Macheten, Schlagringe, Sturmhauben - die Polizei wurde bei der Großrazzia gegen rechtsextreme Netzwerke in vier Bundesländern fündig und hat umfangreiches Beweismaterial sichergestellt. Einige Gegenstände haben einen eindeutigen Bezug zum Nationalsozialismus, zum Beispiel ein Becher mit einem Hakenkreuz. Schwerpunkt der Razzia war der Raum Cottbus. Insgesamt durchsuchten etwa 410 Polizisten 33 Wohnungen und Geschäftsräume, davon 29 in Brandenburg, zwei in Berlin und je eines in Mecklenburg-Vorpommern und Sachsen.

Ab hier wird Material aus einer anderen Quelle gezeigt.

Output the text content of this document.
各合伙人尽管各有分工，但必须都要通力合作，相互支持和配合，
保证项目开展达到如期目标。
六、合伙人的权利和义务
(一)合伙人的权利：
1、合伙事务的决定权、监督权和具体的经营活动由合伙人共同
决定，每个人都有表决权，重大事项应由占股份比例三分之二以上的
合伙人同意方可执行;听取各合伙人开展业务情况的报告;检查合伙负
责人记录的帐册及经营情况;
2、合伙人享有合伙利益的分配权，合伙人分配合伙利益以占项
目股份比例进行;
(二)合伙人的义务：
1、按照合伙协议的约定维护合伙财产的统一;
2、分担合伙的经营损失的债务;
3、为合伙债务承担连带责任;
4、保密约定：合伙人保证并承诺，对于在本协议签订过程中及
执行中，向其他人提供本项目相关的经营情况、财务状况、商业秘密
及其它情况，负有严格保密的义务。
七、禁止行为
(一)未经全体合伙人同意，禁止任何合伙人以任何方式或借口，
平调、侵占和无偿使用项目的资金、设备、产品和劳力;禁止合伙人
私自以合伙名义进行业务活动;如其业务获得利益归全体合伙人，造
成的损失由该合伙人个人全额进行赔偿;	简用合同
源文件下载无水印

Gegen 16 Menschen im Raum Cottbus wird nun wegen Bildung einer kriminellen Vereinigung ermittelt, wie Brandenburgs Polizeipräsident Hans-Jürgen Mörke in Potsdam bekanntgab. Die Tatverdächtigen kommen demnach aus dem Milieu von Hooligans, Kampfsportlern und Rechtsextremen. Insgesamt gehe es um 50 Straftaten, darunter Körperverletzung, Verstöße gegen das Waffengesetz und Sachbeschädigung.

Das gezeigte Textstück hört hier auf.